J'espère que ce sujet est à sa place .
Mais quoiqu'il en soit, je voulais partager avec vous le texte marquant d'un extrait d'une pièce du metteur en scène et dramaturge français Joël Pommerat. La scène 2 est ici au complet.
Et un peu de pub pour lui, si vous avez l'occasion d'aller voir une de ses pièces, faites-le. Elles sont magnifiques.
Joël Pommerat a écrit :Scène 2
Silence. La scène est vide. Un rideau lumineux et scintillant masque le fond. A l'avant, un micro sur pied. Une femme entre et se dirige vers le micro. Comme si elle allait chanter. Sa robe scintille elle aussi.

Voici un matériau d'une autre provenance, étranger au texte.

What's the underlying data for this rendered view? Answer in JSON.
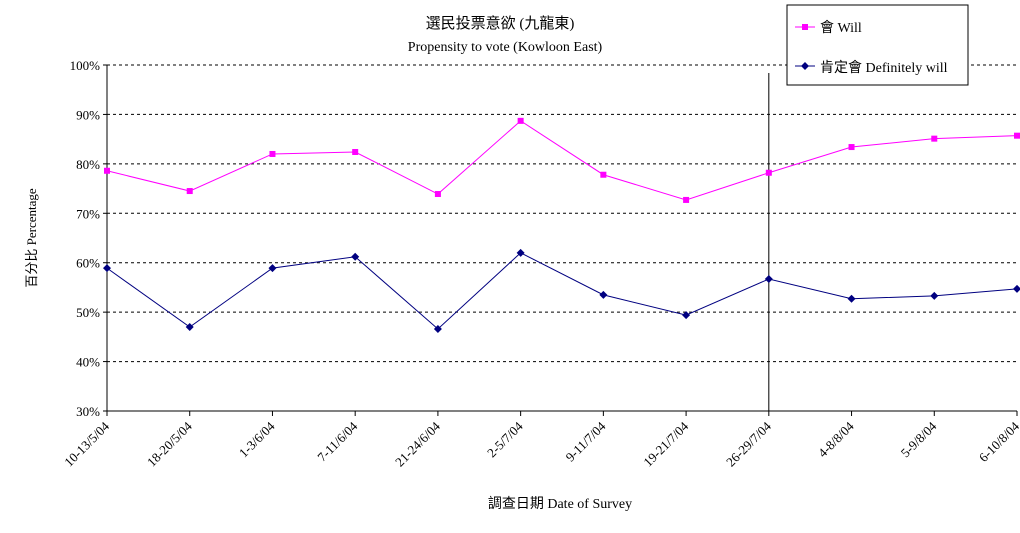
{
  "chart_data": {
    "type": "line",
    "title": "選民投票意欲 (九龍東)",
    "subtitle": "Propensity to vote (Kowloon East)",
    "xlabel": "調查日期 Date of Survey",
    "ylabel": "百分比 Percentage",
    "ylim": [
      30,
      100
    ],
    "yticks": [
      "30%",
      "40%",
      "50%",
      "60%",
      "70%",
      "80%",
      "90%",
      "100%"
    ],
    "grid": true,
    "legend_position": "top-right",
    "categories": [
      "10-13/5/04",
      "18-20/5/04",
      "1-3/6/04",
      "7-11/6/04",
      "21-24/6/04",
      "2-5/7/04",
      "9-11/7/04",
      "19-21/7/04",
      "26-29/7/04",
      "4-8/8/04",
      "5-9/8/04",
      "6-10/8/04"
    ],
    "marker_line_after_category": "26-29/7/04",
    "series": [
      {
        "name": "會 Will",
        "color": "#FF00FF",
        "marker": "square",
        "values": [
          78.6,
          74.5,
          82.0,
          82.4,
          73.9,
          88.7,
          77.8,
          72.7,
          78.2,
          83.4,
          85.1,
          85.7
        ]
      },
      {
        "name": "肯定會 Definitely will",
        "color": "#000080",
        "marker": "diamond",
        "values": [
          58.9,
          47.0,
          58.9,
          61.2,
          46.6,
          62.0,
          53.5,
          49.4,
          56.7,
          52.7,
          53.3,
          54.7
        ]
      }
    ]
  }
}
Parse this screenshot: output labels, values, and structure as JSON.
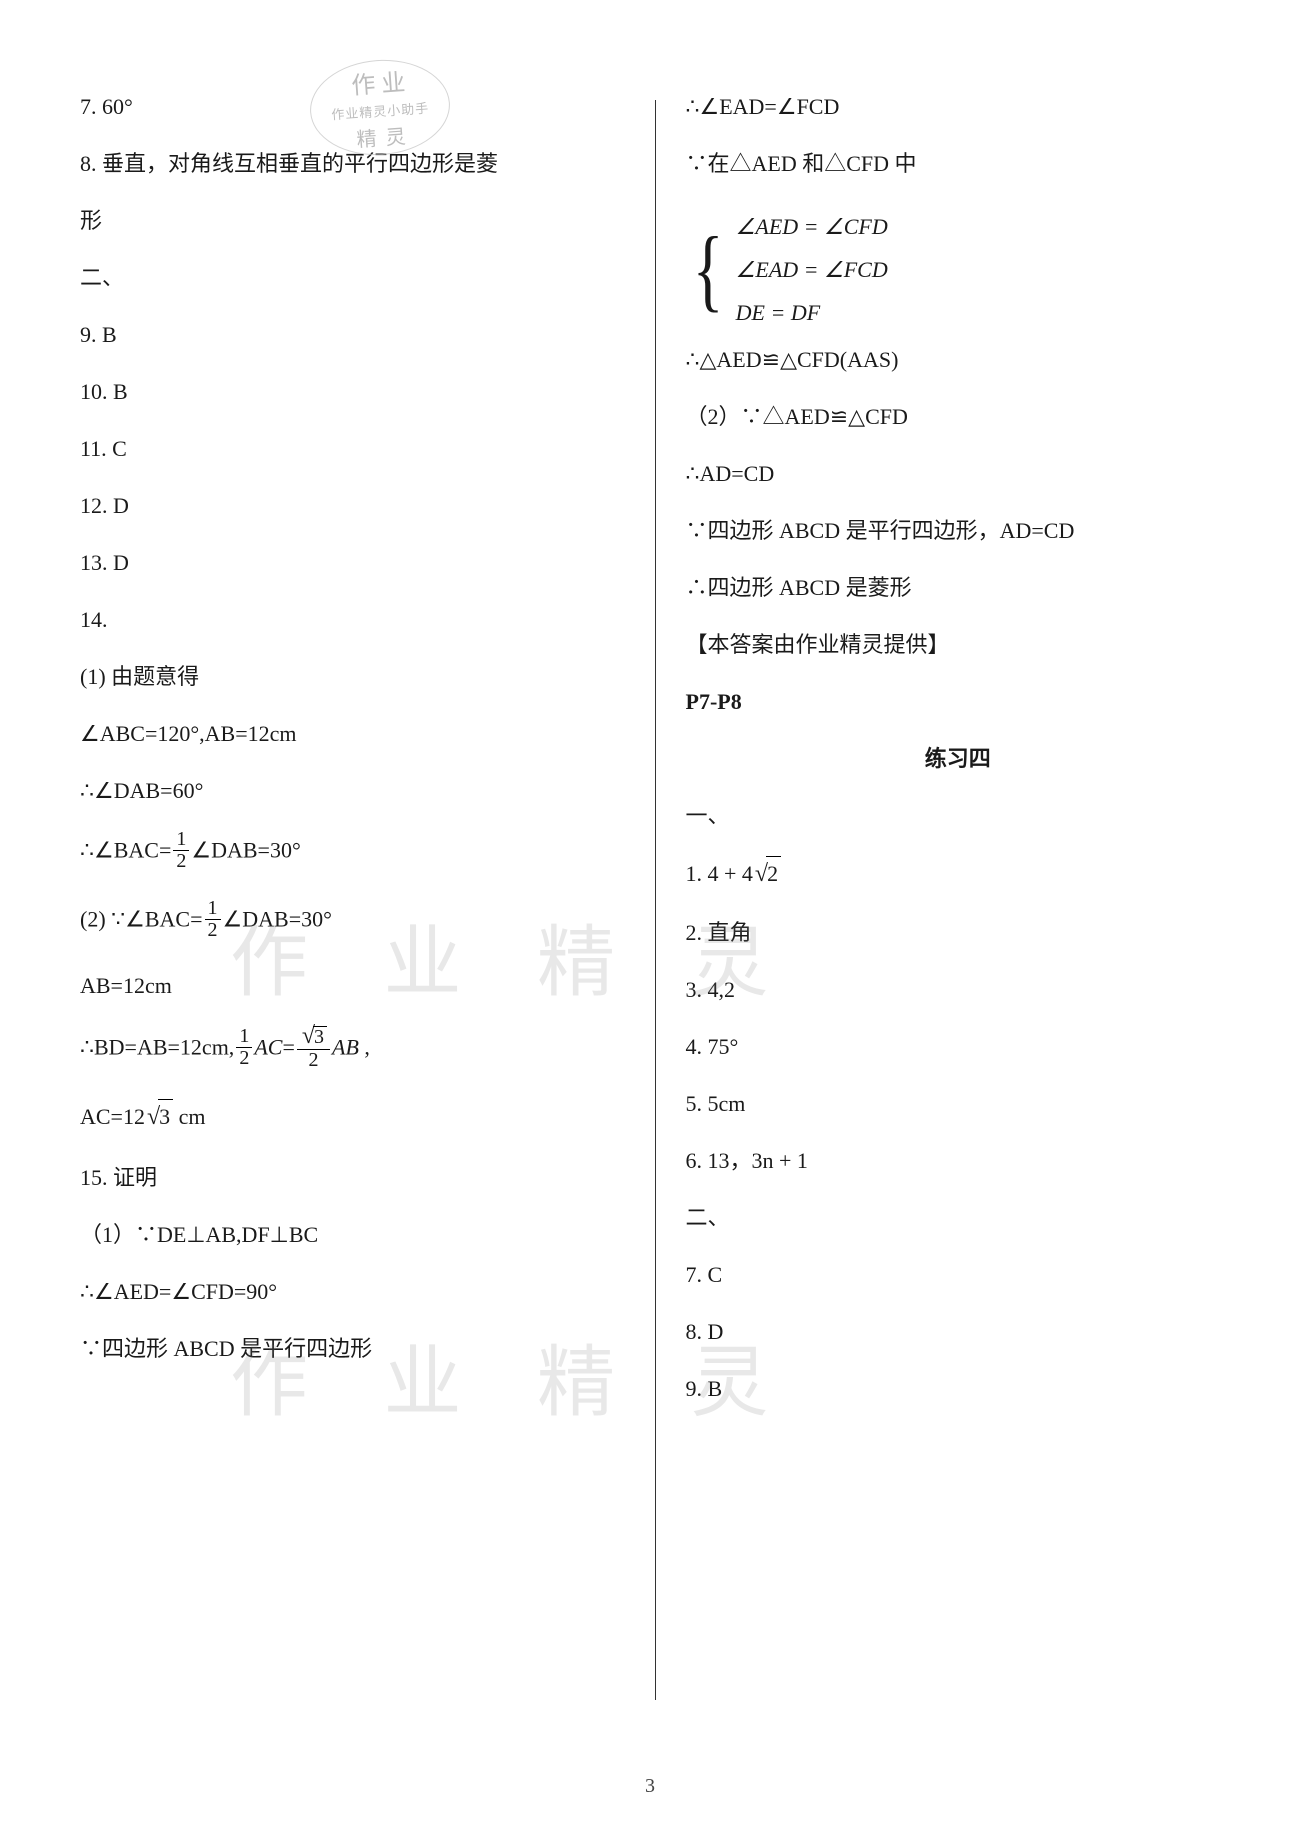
{
  "stamp": {
    "top": "作 业",
    "mid": "作业精灵小助手",
    "bot": "精 灵"
  },
  "watermark": "作 业 精 灵",
  "page_number": "3",
  "left": {
    "l7": "7.  60°",
    "l8a": "8.  垂直，对角线互相垂直的平行四边形是菱",
    "l8b": "形",
    "sec2": "二、",
    "l9": "9.  B",
    "l10": "10.  B",
    "l11": "11.  C",
    "l12": "12.  D",
    "l13": "13.  D",
    "l14": "14.",
    "l14a": "(1)  由题意得",
    "angle_abc": "∠ABC=120°,AB=12cm",
    "dab": "∴∠DAB=60°",
    "bac_pre": "∴∠BAC=",
    "bac_post": "∠DAB=30°",
    "p2_pre": "(2)  ∵∠BAC=",
    "p2_post": "∠DAB=30°",
    "ab12": "AB=12cm",
    "bd_pre": "∴BD=AB=12cm,",
    "ac_mid": "AC",
    "eq": "=",
    "ab_txt": "AB",
    "comma": " ,",
    "ac_final_pre": "AC=",
    "ac_final_num": "12",
    "ac_final_post": " cm",
    "l15": "15.      证明",
    "l15a": "（1）∵DE⊥AB,DF⊥BC",
    "aed90": "∴∠AED=∠CFD=90°",
    "abcd_para": "∵四边形 ABCD 是平行四边形",
    "frac_half_n": "1",
    "frac_half_d": "2",
    "sqrt3": "3"
  },
  "right": {
    "ead_fcd": "∴∠EAD=∠FCD",
    "in_tri": "∵在△AED 和△CFD 中",
    "sys1": "∠AED = ∠CFD",
    "sys2": "∠EAD = ∠FCD",
    "sys3": "DE = DF",
    "cong1": "∴△AED≌△CFD(AAS)",
    "p2": "（2）∵△AED≌△CFD",
    "adcd": "∴AD=CD",
    "para_adcd": "∵四边形 ABCD 是平行四边形，AD=CD",
    "rhombus": "∴四边形 ABCD 是菱形",
    "credit": "【本答案由作业精灵提供】",
    "p78": "P7-P8",
    "ex4": "练习四",
    "sec1": "一、",
    "r1pre": "1.   ",
    "r1num": "4 + 4",
    "r1sqrt": "2",
    "r2": "2.  直角",
    "r3": "3.  4,2",
    "r4": "4.  75°",
    "r5": "5.  5cm",
    "r6pre": "6.  13，",
    "r6expr": "3n + 1",
    "sec2": "二、",
    "r7": "7.  C",
    "r8": "8.  D",
    "r9": "9.  B"
  }
}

Sa voix résonne et prendra de plus en plus d'ampleur au fur et à mesure de la scène.
LA FEMME. Bonsoir mesdames, messieurs.
Avez-vous remarqué comme moi une chose?
Nous n'avons plus d'avenir!
Est-ce que vous avez remarqué ça? Comme moi?
Est-ce qu'il est arrivé à quelqu'un présent ici ce soir de rêver sérieusement à un avenir pour lui et pour notre société? Notre belle société HUMAINE, je dirais, dans les trois derniers mois écoulés?
Un vrai beau rêve d'avenir pour notre société humaine?
Est-ce que quelqu'un pourrait sérieusement me dire cela?
Je ne crois pas...
Mais où sont passées les idées nom de dieu?!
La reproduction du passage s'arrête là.